For instance, between 2013 and 2018, five states have enacted bans on abortion between 6 and 15 weeks of pregnancy: Arkansas, Iowa, Louisiana, Mississippi and North Dakota. None of these bans are currently in effect due to court decisions and litigation, but similar measures are increasingly being introduced targeting earlier and earlier stages of pregnancy.

At the same time, 21 states ban abortion at 20 or 22 weeks of pregnancy: Alabama, Arizona, Arkansas, Georgia, Idaho, Indiana, Iowa, Kansas, Kentucky, Louisiana, Mississippi, Nebraska, North Carolina, North Dakota, Ohio, Oklahoma, South Carolina, South Dakota, Texas, West Virginia and Wisconsin. All are in effect except those in Arizona and Idaho. These bans are unconstitutional and not based on sound medical evidence.

Antiabortion Ideologues Are Pushing a Wide Range of Restrictions

While antiabortion ideologues are publicly stoking misinformation and outrage over proactive efforts in the states, they are simultaneously pushing a wide range of ideologically driven restrictions that make it harder for patients to obtain an abortion and more difficult for providers to keep their doors open.

Let’s put this in perspective: In the first six weeks of 2019 alone (January 1, 2019 through February 13, 2019), state legislators introduced 140 abortion restrictions. Any new abortion restrictions enacted in 2019 would add to the 424 abortion restrictions enacted between 2011 and 2018. Of those 424 restrictions, 17% relate to Targeted Restrictions on Abortion Providers (TRAP) laws, 14% relate to counseling and waiting periods, 15% relate to public and private abortion coverage restrictions, 9% relate to medication abortion, 9% relate to parental involvement, and 6% relate to gestational age limits.

On their own, each type of abortion restriction inhibits people from accessing the care they need by making abortion harder to access and harder to pay for. Taken together, the wide range of abortion restrictions blocks many people from obtaining an abortion altogether, and is especially detrimental for young people, people of color and people with low incomes trying to obtain an abortion.

Medical Providers Must be Trusted to Treat Their Patients

When someone decides to have an abortion, they should be able to do so safely, with dignity and as soon as they need the care—which is just one reason why medical providers must be trusted to treat their patients without ideologically driven political interference. There are many factors that influence the timing of abortion care, including, but not limited to, restrictions that create obstacles to care, gaps in the availability of services, maternal health conditions and the health of the fetus.

Antiabortion policymakers have passed more than 1,000 abortion restrictions since 1973. These restrictions are designed to delay abortion or make it outright impossible through multiple tactics, including state-mandated waiting periods, medically inaccurate counseling requirements, intentional misinformation from antiabortion crisis pregnancy centers (CPCs), gestational limits that force patients to arrange for travel out of state, and insurance coverage restrictions that force many patients to pay out of pocket, just to name a few.

With Roe at Risk, State Protections are Crucial

With Roe v.
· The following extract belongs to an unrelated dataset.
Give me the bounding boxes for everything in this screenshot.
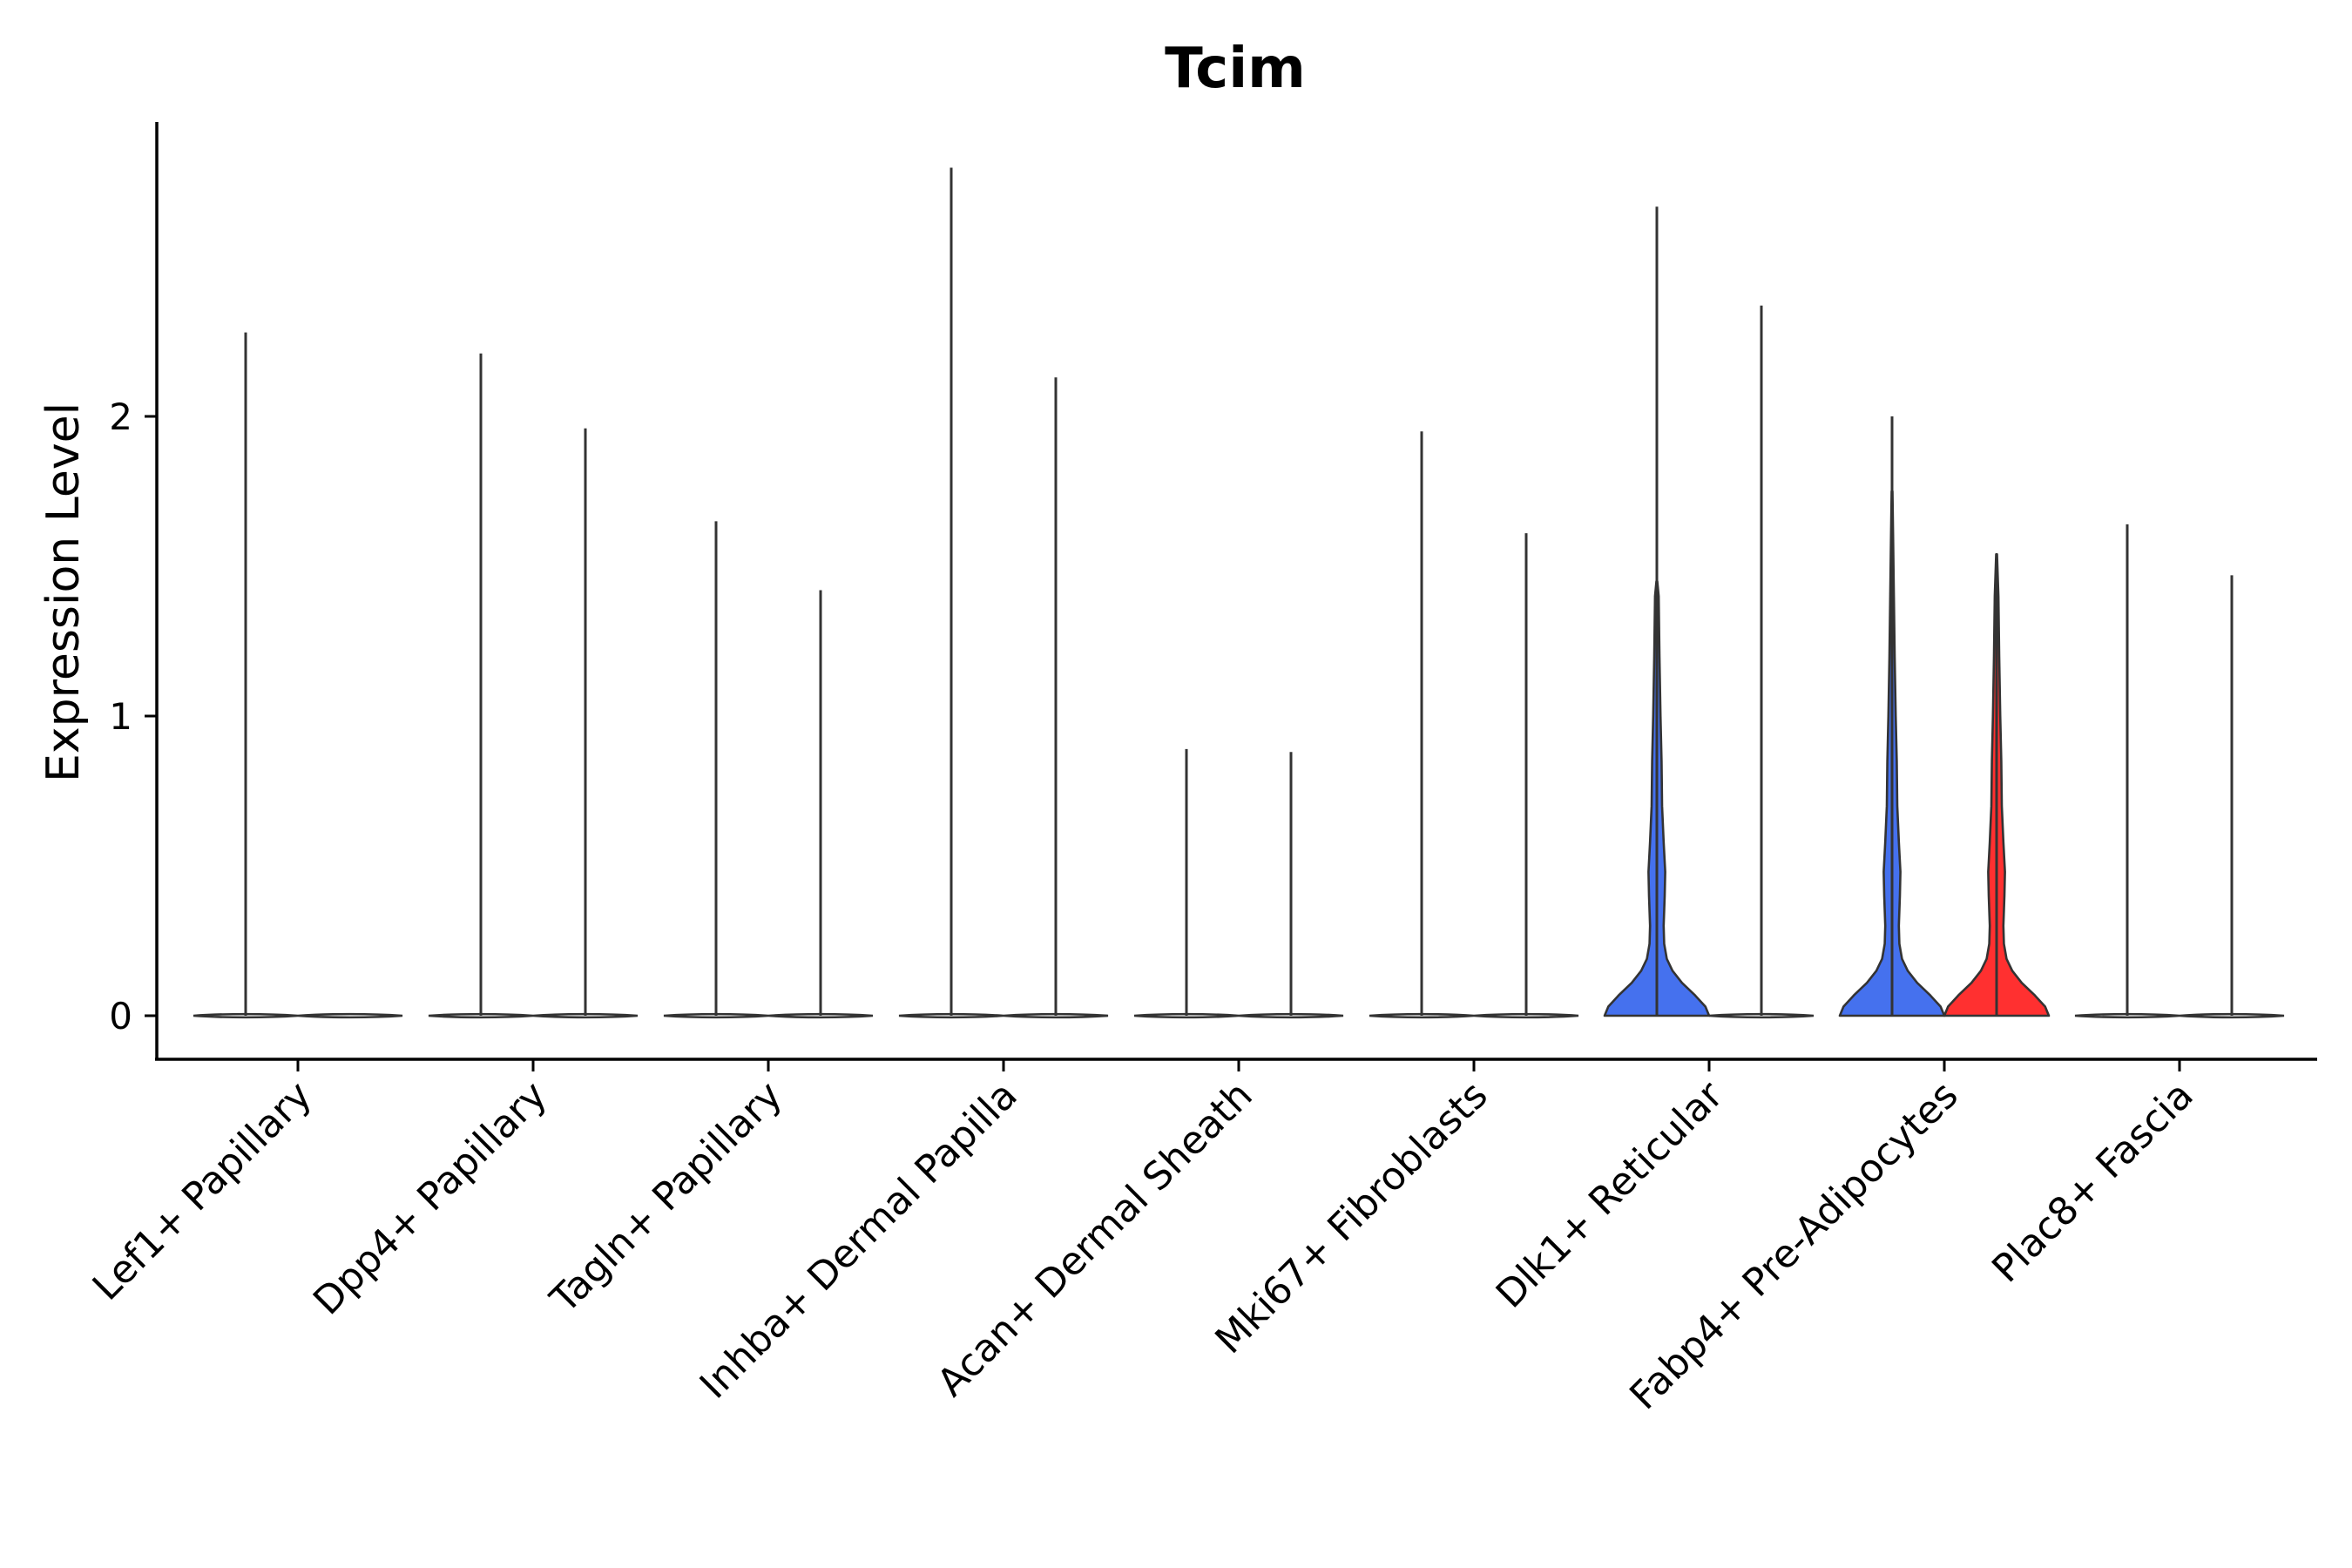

Wade at risk under this U.S. Supreme Court, state policies that protect abortion rights are absolutely crucial. Some actions states can take include affirming and protecting the right to abortion, requiring abortion coverage through Medicaid and private insurance, ensuring access to information, supporting adolescents’ access, preventing clinic violence, expanding the pool of abortion providers, expanding online and telehealth access, and creating a safe policy environment for self-managed care.